CHILDREN OF GENERAL THOMAS ERLE (S 2), OF CHARBOROUGH; died 1720; married Elizabeth, 2nd daughter of William Wyndham, of Orchard Wyndham, County Somerset, Bart; one daughter, only child, and heiress.

  • T 1) FRANCES ERLE.

(U) THE TWENTY-FIRST GENERATION.

FAMILY OF FRANCES ERLE (T 1), sole child and heiress of General Thomas Erie (S 2); died at Maddington, 1728; buried at Charborough; married Sir Edward Ernly, of Maddington, Co. Wilts, Bart. One daughter and only child:

  • U 1) FRANCES ELIZABETH, married Henry Drax, Esq.

(V) THE TWENTY-SECOND GENERATION.

FAMILY OF FRANCES ELIZABETH ERNLY (U 1), daughter and heir of Sir Edward Ernly. (The genealogy states that U 1 and her mother, T 1, died in 1728). Married Henry Drax, of Ellerton Abbey, York, Esq., (d.1755); there were nine children, as follows:

  • V 1) THOMAS ERLE DRAX, ESQ., born 1729; died 1790, aged 67; married Mary, daughter of Lord St. John, of Bletsoe. Mary died on March 17, 1785.
  • V2)EDWARD DRAX, ESQ., of Milcombe Regis.
  • V 3) FRANCES ELIZABETH, married (1st) Augustus, Earl of Berkeley; m. (2nd) Robert, Viscount Clare. She died on June 29, 1792.
  • V 4) MARY, married John Durbin, Esq., of Bristol.
  • V 5) HARRIOT, married Sir William Hanhan, of Dean’s Court, 4th Bart. She died on April 2, 1786.
  • V 6) SUSANNAH, married (1st) William Crocroft, Esq. M. (2nd) in 1777, John Touchet, Earl of Castlehaven, Ireland, Baron Audley of England. Died July 31, 1789.
  • V 7) FRANCES, died 1751.
  • V 8) Infant daughter.
  • V 9) Infant daughter.

We thus find the line of Sir Walter Erle (O1) through his grandson, General Thomas Erie (S 2), terminating in a female representative, and the name lost except as it was assumed in the form of Erle-Drax.

Whether there are any living descendants of Sir Walter bearing the family name, we do not know, although it is possible, as there was another grandson of Sir Walter.

Walter Erle, Esq. (S1), who may have left descendants.

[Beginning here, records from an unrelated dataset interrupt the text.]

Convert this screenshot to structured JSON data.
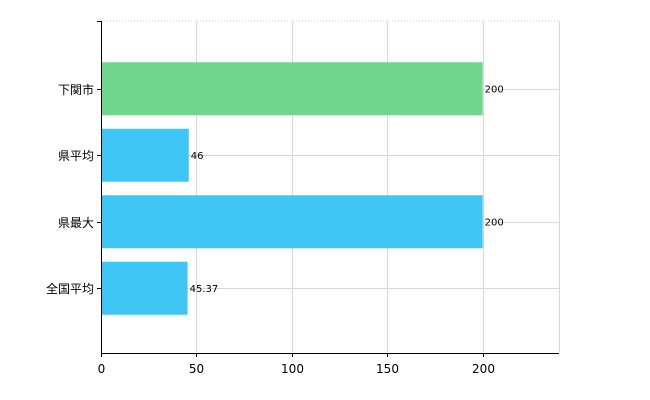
{
  "chart_data": {
    "type": "bar",
    "orientation": "horizontal",
    "categories": [
      "下関市",
      "県平均",
      "県最大",
      "全国平均"
    ],
    "values": [
      200,
      46,
      200,
      45.37
    ],
    "value_labels": [
      "200",
      "46",
      "200",
      "45.37"
    ],
    "bar_colors": [
      "#6fd68b",
      "#3fc6f5",
      "#3fc6f5",
      "#3fc6f5"
    ],
    "xlim": [
      0,
      240
    ],
    "xticks": [
      0,
      50,
      100,
      150,
      200
    ],
    "grid": true,
    "title": "",
    "xlabel": "",
    "ylabel": ""
  }
}
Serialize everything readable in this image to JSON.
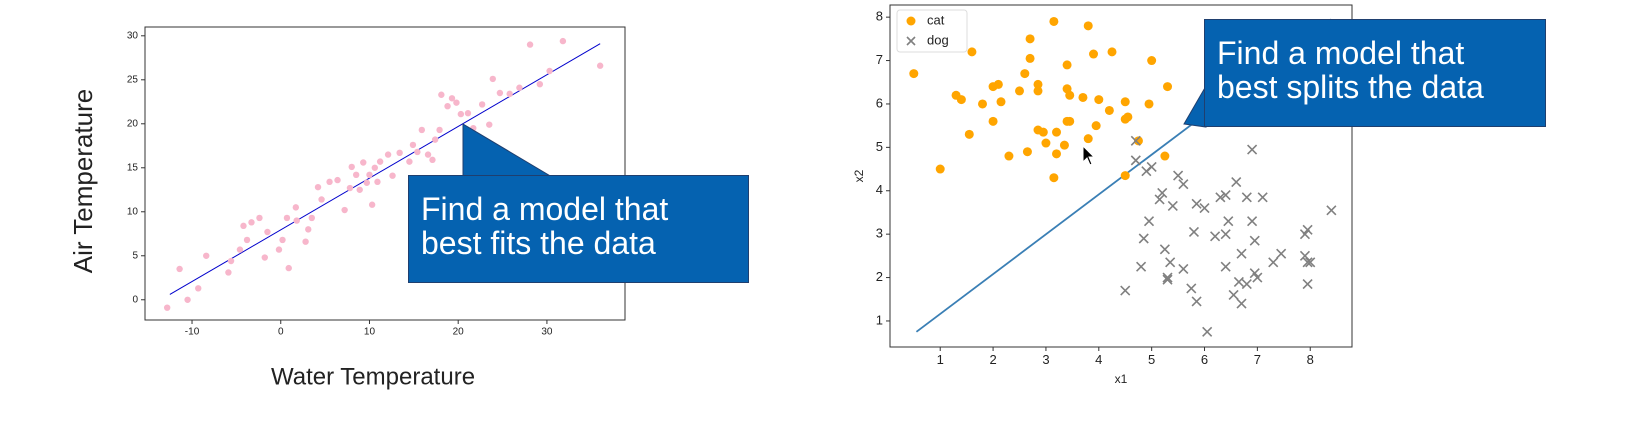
{
  "chart_data": [
    {
      "type": "scatter",
      "xlabel": "Water Temperature",
      "ylabel": "Air Temperature",
      "xlim": [
        -15.3,
        38.8
      ],
      "ylim": [
        -2.3,
        31
      ],
      "xticks": [
        -10,
        0,
        10,
        20,
        30
      ],
      "yticks": [
        0,
        5,
        10,
        15,
        20,
        25,
        30
      ],
      "series": [
        {
          "color": "#f7b6cb",
          "x": [
            -12.8,
            -11.4,
            -10.5,
            -9.3,
            -8.4,
            -5.9,
            -5.6,
            -4.6,
            -4.2,
            -3.8,
            -3.3,
            -2.4,
            -1.8,
            -1.5,
            -0.2,
            0.2,
            0.7,
            0.9,
            1.7,
            1.8,
            2.8,
            3.1,
            3.5,
            4.2,
            4.6,
            5.5,
            6.4,
            7.2,
            7.8,
            8.0,
            8.5,
            8.9,
            9.3,
            9.7,
            10.0,
            10.3,
            10.6,
            10.9,
            11.2,
            12.1,
            12.6,
            13.4,
            14.5,
            14.9,
            15.4,
            15.9,
            16.6,
            17.1,
            17.4,
            17.9,
            18.1,
            18.8,
            19.3,
            19.8,
            20.3,
            21.1,
            21.7,
            22.7,
            23.5,
            23.9,
            24.7,
            25.8,
            26.9,
            28.1,
            29.2,
            30.3,
            31.8,
            36.0
          ],
          "values": [
            -0.9,
            3.5,
            0,
            1.3,
            5.0,
            3.1,
            4.4,
            5.7,
            8.4,
            6.8,
            8.8,
            9.3,
            4.8,
            7.7,
            5.7,
            6.8,
            9.3,
            3.6,
            10.5,
            9.0,
            6.6,
            8.0,
            9.3,
            12.8,
            11.4,
            13.4,
            13.6,
            10.2,
            12.7,
            15.1,
            14.2,
            12.5,
            15.6,
            13.3,
            14.2,
            10.8,
            15.0,
            13.4,
            15.7,
            16.5,
            14.1,
            16.7,
            15.7,
            17.6,
            16.8,
            19.3,
            16.5,
            15.9,
            18.2,
            19.3,
            23.3,
            22.0,
            22.9,
            22.4,
            21.1,
            21.2,
            19.5,
            22.2,
            19.9,
            25.1,
            23.5,
            23.4,
            24.1,
            29.0,
            24.5,
            26.0,
            29.4,
            26.6
          ]
        }
      ],
      "fit_line": {
        "color": "#0000cc",
        "x": [
          -12.5,
          36
        ],
        "values": [
          0.6,
          29.1
        ]
      },
      "annotation": "Find a model that best fits the data"
    },
    {
      "type": "scatter",
      "xlabel": "x1",
      "ylabel": "x2",
      "xlim": [
        0.05,
        8.79
      ],
      "ylim": [
        0.4,
        8.28
      ],
      "xticks": [
        1,
        2,
        3,
        4,
        5,
        6,
        7,
        8
      ],
      "yticks": [
        1,
        2,
        3,
        4,
        5,
        6,
        7,
        8
      ],
      "legend": "upper left",
      "series": [
        {
          "name": "cat",
          "color": "#ffa500",
          "marker": "o",
          "x": [
            0.5,
            1.0,
            1.3,
            1.4,
            1.55,
            1.6,
            1.8,
            2.0,
            2.0,
            2.1,
            2.15,
            2.3,
            2.5,
            2.6,
            2.65,
            2.7,
            2.7,
            2.85,
            2.85,
            2.85,
            2.95,
            3.0,
            3.15,
            3.15,
            3.2,
            3.2,
            3.35,
            3.4,
            3.4,
            3.4,
            3.45,
            3.45,
            3.7,
            3.8,
            3.8,
            3.9,
            3.95,
            4.0,
            4.2,
            4.25,
            4.5,
            4.5,
            4.55,
            4.5,
            4.75,
            4.95,
            5.0,
            5.25,
            5.3
          ],
          "values": [
            6.7,
            4.5,
            6.2,
            6.1,
            5.3,
            7.2,
            6.0,
            5.6,
            6.4,
            6.45,
            6.05,
            4.8,
            6.3,
            6.7,
            4.9,
            7.5,
            7.05,
            6.45,
            6.3,
            5.4,
            5.35,
            5.1,
            7.9,
            4.3,
            5.35,
            4.85,
            5.05,
            6.9,
            6.35,
            5.6,
            5.6,
            6.2,
            6.15,
            7.8,
            5.2,
            7.15,
            5.5,
            6.1,
            5.85,
            7.2,
            6.05,
            5.65,
            5.7,
            4.35,
            5.15,
            6.0,
            7.0,
            4.8,
            6.4
          ]
        },
        {
          "name": "dog",
          "color": "#808080",
          "marker": "x",
          "x": [
            4.5,
            4.7,
            4.7,
            4.8,
            4.85,
            4.9,
            4.95,
            5.0,
            5.2,
            5.15,
            5.25,
            5.3,
            5.3,
            5.35,
            5.4,
            5.5,
            5.6,
            5.6,
            5.75,
            5.8,
            5.85,
            5.85,
            6.0,
            6.05,
            6.2,
            6.3,
            6.4,
            6.4,
            6.4,
            6.45,
            6.55,
            6.6,
            6.65,
            6.7,
            6.7,
            6.8,
            6.8,
            6.9,
            6.9,
            6.95,
            6.95,
            7.0,
            7.1,
            7.3,
            7.45,
            7.9,
            7.9,
            7.95,
            7.95,
            8.0,
            7.95,
            8.4
          ],
          "values": [
            1.7,
            5.15,
            4.7,
            2.25,
            2.9,
            4.45,
            3.3,
            4.55,
            3.95,
            3.8,
            2.65,
            1.95,
            2.0,
            2.35,
            3.65,
            4.35,
            4.15,
            2.2,
            1.75,
            3.05,
            3.7,
            1.45,
            3.6,
            0.75,
            2.95,
            3.85,
            2.25,
            3.0,
            3.9,
            3.3,
            1.6,
            4.2,
            1.9,
            2.55,
            1.4,
            1.85,
            3.85,
            4.95,
            3.3,
            2.85,
            2.1,
            2.0,
            3.85,
            2.35,
            2.55,
            2.5,
            3.0,
            3.1,
            2.35,
            2.35,
            1.85,
            3.55
          ]
        }
      ],
      "boundary": {
        "color": "#3a7fb5",
        "x": [
          0.55,
          8.4
        ],
        "values": [
          0.75,
          7.95
        ]
      },
      "annotation": "Find a model that best splits the data"
    }
  ]
}
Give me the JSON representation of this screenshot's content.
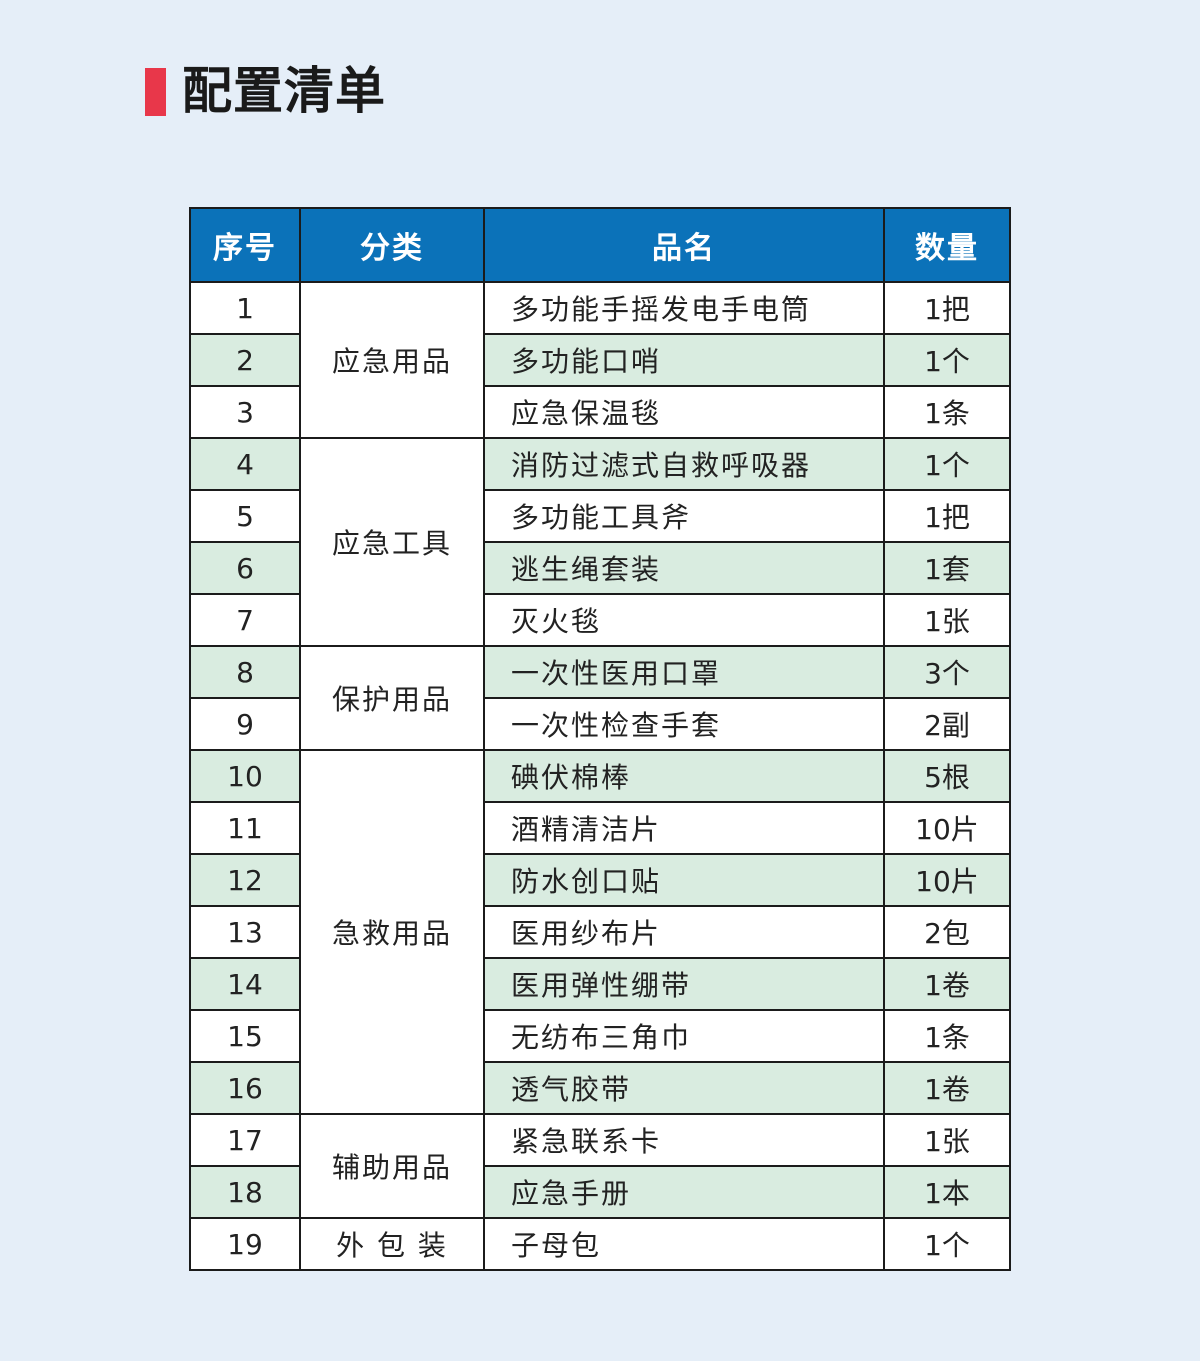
{
  "title": "配置清单",
  "colors": {
    "accent": "#e8374a",
    "header": "#0b72b9",
    "stripe": "#d9ece0",
    "background": "#e5eef8"
  },
  "headers": [
    "序号",
    "分类",
    "品名",
    "数量"
  ],
  "rows": [
    {
      "no": "1",
      "category": "应急用品",
      "span": 3,
      "name": "多功能手摇发电手电筒",
      "qty": "1把"
    },
    {
      "no": "2",
      "name": "多功能口哨",
      "qty": "1个"
    },
    {
      "no": "3",
      "name": "应急保温毯",
      "qty": "1条"
    },
    {
      "no": "4",
      "category": "应急工具",
      "span": 4,
      "name": "消防过滤式自救呼吸器",
      "qty": "1个"
    },
    {
      "no": "5",
      "name": "多功能工具斧",
      "qty": "1把"
    },
    {
      "no": "6",
      "name": "逃生绳套装",
      "qty": "1套"
    },
    {
      "no": "7",
      "name": "灭火毯",
      "qty": "1张"
    },
    {
      "no": "8",
      "category": "保护用品",
      "span": 2,
      "name": "一次性医用口罩",
      "qty": "3个"
    },
    {
      "no": "9",
      "name": "一次性检查手套",
      "qty": "2副"
    },
    {
      "no": "10",
      "category": "急救用品",
      "span": 7,
      "name": "碘伏棉棒",
      "qty": "5根"
    },
    {
      "no": "11",
      "name": "酒精清洁片",
      "qty": "10片"
    },
    {
      "no": "12",
      "name": "防水创口贴",
      "qty": "10片"
    },
    {
      "no": "13",
      "name": "医用纱布片",
      "qty": "2包"
    },
    {
      "no": "14",
      "name": "医用弹性绷带",
      "qty": "1卷"
    },
    {
      "no": "15",
      "name": "无纺布三角巾",
      "qty": "1条"
    },
    {
      "no": "16",
      "name": "透气胶带",
      "qty": "1卷"
    },
    {
      "no": "17",
      "category": "辅助用品",
      "span": 2,
      "name": "紧急联系卡",
      "qty": "1张"
    },
    {
      "no": "18",
      "name": "应急手册",
      "qty": "1本"
    },
    {
      "no": "19",
      "category": "外 包 装",
      "span": 1,
      "name": "子母包",
      "qty": "1个"
    }
  ]
}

It is interesting to find on the Clergy List for 1912, Kelly’s Directories, London, the names of a father and two sons, who are direct descendants of Walter Erie (O 1), of Charborough, d. 1581, the founder of the Dorset family. They are. Rev. Walter Earle was made a priest in 1866, Redgate House, Reigate, Surrey; Rev. Ernest Henry Earle, a priest in 1903, at Belton Grange, Rugby; Rev. Granville Earle, a deacon in 1911. Whether these are descended through Sir Walter or his brother, Christopher, we cannot say.